Advice from long ago

I was teaching a storytelling workshop last month when a woman approached me and asked if I remembered her.

I did not and immediately felt bad.

She told me not to worry. It was a long time ago, and our meeting was brief. But it turned out to be more impactful than I could have ever known.

She explained that more than 15 years ago, she had hired me to DJ her wedding, but with a couple of months to go before the big day, the wedding was cancelled, so she needed to pay me a cancellation fee.

We met outside of a local restaurant, where she handed me the check.

Venmo and PayPal had yet to be born.

I asked why the wedding was cancelled. As a DJ, I know there are many reasons to cancel a wedding, and most come down to a postponement—someone has fallen ill or passed away—or a bride or groom (almost always a bride) deciding to call off the marriage.

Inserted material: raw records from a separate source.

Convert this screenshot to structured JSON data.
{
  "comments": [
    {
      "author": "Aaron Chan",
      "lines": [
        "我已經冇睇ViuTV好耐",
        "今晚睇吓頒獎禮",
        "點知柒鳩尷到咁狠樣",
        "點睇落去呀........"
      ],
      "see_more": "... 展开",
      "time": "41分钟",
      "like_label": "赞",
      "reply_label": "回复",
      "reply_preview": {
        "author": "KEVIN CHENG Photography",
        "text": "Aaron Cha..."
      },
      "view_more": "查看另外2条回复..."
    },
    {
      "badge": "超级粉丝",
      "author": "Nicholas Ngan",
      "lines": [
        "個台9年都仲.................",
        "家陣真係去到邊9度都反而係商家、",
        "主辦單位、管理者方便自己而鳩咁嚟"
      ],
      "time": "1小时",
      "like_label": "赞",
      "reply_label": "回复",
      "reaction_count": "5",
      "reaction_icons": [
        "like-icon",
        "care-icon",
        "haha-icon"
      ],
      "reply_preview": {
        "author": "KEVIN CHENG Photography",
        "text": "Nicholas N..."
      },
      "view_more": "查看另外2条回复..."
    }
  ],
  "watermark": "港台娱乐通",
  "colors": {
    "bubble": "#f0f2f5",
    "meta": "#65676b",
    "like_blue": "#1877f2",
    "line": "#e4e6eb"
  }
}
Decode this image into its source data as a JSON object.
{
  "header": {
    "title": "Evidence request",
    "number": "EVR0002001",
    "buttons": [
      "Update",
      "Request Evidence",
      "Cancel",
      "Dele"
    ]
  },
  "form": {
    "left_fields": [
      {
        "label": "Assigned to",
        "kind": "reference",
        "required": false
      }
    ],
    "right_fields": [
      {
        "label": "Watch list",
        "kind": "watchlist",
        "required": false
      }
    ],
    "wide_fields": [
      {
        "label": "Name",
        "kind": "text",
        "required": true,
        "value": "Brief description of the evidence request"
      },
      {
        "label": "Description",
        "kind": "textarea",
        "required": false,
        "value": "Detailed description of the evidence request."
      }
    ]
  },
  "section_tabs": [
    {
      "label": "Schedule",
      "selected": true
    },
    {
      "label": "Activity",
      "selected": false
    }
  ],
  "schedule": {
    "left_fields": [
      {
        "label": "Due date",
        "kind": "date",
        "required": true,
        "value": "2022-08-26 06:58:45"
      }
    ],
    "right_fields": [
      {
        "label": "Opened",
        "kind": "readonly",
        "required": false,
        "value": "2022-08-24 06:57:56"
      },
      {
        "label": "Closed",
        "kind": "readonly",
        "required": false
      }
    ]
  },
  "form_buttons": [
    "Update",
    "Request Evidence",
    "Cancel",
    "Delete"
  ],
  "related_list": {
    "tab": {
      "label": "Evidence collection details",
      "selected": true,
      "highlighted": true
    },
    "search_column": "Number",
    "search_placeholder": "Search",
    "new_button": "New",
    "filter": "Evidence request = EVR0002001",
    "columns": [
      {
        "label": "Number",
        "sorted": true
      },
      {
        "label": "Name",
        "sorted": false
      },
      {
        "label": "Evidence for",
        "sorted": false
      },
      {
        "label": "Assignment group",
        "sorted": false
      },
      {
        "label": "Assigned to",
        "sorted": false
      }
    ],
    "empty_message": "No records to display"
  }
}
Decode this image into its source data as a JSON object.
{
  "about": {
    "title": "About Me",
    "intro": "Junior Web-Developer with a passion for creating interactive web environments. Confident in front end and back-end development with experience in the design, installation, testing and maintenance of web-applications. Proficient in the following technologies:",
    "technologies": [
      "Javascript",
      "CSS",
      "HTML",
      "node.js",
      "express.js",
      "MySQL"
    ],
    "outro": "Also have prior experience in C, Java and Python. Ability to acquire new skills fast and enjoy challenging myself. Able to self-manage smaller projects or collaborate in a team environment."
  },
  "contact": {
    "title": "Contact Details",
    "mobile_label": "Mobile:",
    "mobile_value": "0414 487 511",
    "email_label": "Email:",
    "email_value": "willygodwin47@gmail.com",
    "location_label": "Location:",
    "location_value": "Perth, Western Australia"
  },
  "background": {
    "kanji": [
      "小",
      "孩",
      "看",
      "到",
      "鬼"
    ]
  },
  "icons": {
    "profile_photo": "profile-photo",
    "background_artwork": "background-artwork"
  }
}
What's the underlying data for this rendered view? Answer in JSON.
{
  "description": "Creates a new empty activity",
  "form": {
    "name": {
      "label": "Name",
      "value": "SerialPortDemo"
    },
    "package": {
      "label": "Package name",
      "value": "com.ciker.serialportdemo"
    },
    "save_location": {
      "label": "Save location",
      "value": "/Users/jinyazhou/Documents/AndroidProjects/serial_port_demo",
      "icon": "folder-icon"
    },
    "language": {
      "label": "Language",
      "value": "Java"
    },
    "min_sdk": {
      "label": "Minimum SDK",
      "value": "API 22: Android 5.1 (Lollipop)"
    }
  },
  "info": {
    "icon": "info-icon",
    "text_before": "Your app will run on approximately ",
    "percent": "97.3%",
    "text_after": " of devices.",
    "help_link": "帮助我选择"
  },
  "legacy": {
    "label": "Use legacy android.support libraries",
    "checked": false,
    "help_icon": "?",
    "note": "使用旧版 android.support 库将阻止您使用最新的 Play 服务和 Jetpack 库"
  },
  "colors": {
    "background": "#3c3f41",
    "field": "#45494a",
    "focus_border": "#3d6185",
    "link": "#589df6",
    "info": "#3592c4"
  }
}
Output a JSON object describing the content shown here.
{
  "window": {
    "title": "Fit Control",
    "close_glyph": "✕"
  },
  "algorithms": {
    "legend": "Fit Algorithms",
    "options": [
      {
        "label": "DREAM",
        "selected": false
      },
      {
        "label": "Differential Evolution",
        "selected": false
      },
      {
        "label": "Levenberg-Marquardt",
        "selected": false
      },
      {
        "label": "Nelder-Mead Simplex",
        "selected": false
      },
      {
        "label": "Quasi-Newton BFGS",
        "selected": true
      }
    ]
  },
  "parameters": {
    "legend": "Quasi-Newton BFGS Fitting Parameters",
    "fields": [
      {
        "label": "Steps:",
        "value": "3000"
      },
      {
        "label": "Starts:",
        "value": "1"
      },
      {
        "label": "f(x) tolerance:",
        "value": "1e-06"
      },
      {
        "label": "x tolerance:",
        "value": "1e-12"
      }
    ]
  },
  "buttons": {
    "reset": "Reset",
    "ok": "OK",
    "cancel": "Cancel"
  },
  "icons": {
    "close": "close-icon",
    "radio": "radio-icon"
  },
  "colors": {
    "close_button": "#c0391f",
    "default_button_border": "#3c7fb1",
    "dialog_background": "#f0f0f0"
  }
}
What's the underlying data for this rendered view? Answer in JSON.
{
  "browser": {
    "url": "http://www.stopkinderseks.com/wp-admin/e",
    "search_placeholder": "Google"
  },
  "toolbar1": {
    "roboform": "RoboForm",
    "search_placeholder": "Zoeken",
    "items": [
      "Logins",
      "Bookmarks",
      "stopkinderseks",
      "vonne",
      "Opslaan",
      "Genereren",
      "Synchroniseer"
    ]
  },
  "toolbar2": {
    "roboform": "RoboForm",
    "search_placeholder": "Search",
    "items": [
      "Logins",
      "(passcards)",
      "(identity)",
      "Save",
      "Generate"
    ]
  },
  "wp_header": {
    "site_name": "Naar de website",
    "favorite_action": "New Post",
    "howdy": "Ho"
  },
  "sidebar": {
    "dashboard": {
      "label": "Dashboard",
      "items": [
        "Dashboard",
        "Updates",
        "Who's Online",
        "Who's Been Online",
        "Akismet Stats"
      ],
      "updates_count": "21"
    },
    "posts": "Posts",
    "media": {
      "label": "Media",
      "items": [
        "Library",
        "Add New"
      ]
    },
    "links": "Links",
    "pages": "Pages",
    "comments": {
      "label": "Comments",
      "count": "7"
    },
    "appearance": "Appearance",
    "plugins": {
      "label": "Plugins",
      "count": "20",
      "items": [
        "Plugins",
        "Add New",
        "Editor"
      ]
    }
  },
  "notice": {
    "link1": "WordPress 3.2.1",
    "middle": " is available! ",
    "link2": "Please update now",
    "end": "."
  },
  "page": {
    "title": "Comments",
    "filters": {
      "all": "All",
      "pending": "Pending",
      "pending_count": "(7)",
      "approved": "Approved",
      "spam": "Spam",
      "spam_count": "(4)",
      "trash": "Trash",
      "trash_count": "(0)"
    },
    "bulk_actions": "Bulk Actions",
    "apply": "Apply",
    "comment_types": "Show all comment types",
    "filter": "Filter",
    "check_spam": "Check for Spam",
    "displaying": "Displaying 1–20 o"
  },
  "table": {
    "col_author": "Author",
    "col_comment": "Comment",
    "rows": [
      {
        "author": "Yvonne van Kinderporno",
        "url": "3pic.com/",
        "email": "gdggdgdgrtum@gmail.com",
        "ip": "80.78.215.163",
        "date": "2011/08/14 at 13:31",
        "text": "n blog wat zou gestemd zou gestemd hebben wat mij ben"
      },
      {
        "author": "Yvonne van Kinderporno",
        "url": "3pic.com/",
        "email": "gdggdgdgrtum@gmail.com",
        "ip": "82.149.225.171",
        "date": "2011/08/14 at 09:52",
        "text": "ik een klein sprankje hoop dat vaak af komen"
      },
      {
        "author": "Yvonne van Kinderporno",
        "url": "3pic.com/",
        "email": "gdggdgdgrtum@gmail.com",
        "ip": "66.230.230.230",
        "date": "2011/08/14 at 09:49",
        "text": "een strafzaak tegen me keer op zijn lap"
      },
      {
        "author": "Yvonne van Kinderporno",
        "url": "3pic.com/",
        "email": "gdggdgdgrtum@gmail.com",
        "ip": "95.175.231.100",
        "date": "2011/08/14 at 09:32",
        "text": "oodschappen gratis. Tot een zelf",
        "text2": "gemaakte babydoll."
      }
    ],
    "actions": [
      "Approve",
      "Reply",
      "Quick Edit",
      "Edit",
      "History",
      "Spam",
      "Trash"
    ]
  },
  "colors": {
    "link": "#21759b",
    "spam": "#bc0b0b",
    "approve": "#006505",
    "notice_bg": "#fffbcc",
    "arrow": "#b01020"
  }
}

In this case, the woman had called off the wedding. But as she answered my probably stupid question, she became emotional, so I invited her to join me at the restaurant for a drink.

She agreed.

As she drank coffee and I drank Diet Coke, I told her that Elysha had also called off a wedding about three months before her big day. She and I were only friends at the time (though I had a crush on her from the moment we met), and it would be more than a year after she called off the wedding before we would begin dating, but just over two years after she called off that wedding, she and I were engaged to be married.

At the time of my conversation with this woman, we had been married about five years. Clara was two years old, and Elysha was pregnant with Charlie.

All was well.
Happiness filled our days.
Calling off her wedding was a distant memory.

I told the woman that she, too, would be happy one day, and probably sooner than she thought. I told her that in a year or less, she’d be looking back on her decision to cancel the wedding with enormous gratitude, and that happiness was likely just around the corner.

At that moment, she pointed across to the room to a man who was her husband of more than 12 years.
Happily married with kids.
Like Elysha, calling off her wedding was a distant memory.

She told me:

I never forgot what you told me that day in the restaurant. It was just what I needed to hear at that time. I needed someone to tell me that how I was feeling was temporary and that she would be happy again — probably sooner than she thought.

This is advice and counsel I’ve given to many people over the years. On the precipice of divorce, losing a job, closing a business, and losing a loved one, I like to set a point in the future when life will undoubtedly be better.

That point in time is always closer than the person can imagine, and I’m almost always right.

When you’re mired in the morass of hard decisions, difficult days, mounting challenges, and endless uncertainty, it’s easy to feel like these feelings will persist forever. Telling someone that in one or two years, they will be free and happy can really help.

This woman was not the first to thank me for this simple piece of advice.

I have no recollection of this conversation. It was about a year before I began Homework for Life, and when I looked back on my blog and journals I wrote at the time, I found no record of this conversation.

Elysha doesn’t remember me telling her about it either, meaning it was likely a fleeting and ephemeral memory for me, but something far more lasting for this woman.

“Did Elysha really call off a wedding?” she asked. “Or did you say that to make me feel better?”

“No,” I said. “She really did. In fact, our first real conversation was about that wedding. I gave her advice about her wedding day as we hiked around a lake with students.”

She has always wondered if I had invented the story to make her feel better, but unless I’m writing a novel, I don’t invent stories. Too many good ones already exist in this world if you’re paying attention.

She thanked me again for taking the time that day to speak the words she needed to hear.

It’s a fine lesson for all:

We often make a difference in the lives of people that we may never know. We impact this world in unforeseen and unknowable ways. A few simple words — forgotten by you but indelible to someone else – can truly make all the difference.

So…

  1. Keep speaking. Trust that your words and their meaning will last longer than you think.
  2. Know that you are almost certainly doing more for this world than you will ever know.
  3. Trust that you, your words, and your deeds echo in the lives of others more often than you could ever imagine.

You’re more important than you will ever know. Believe that.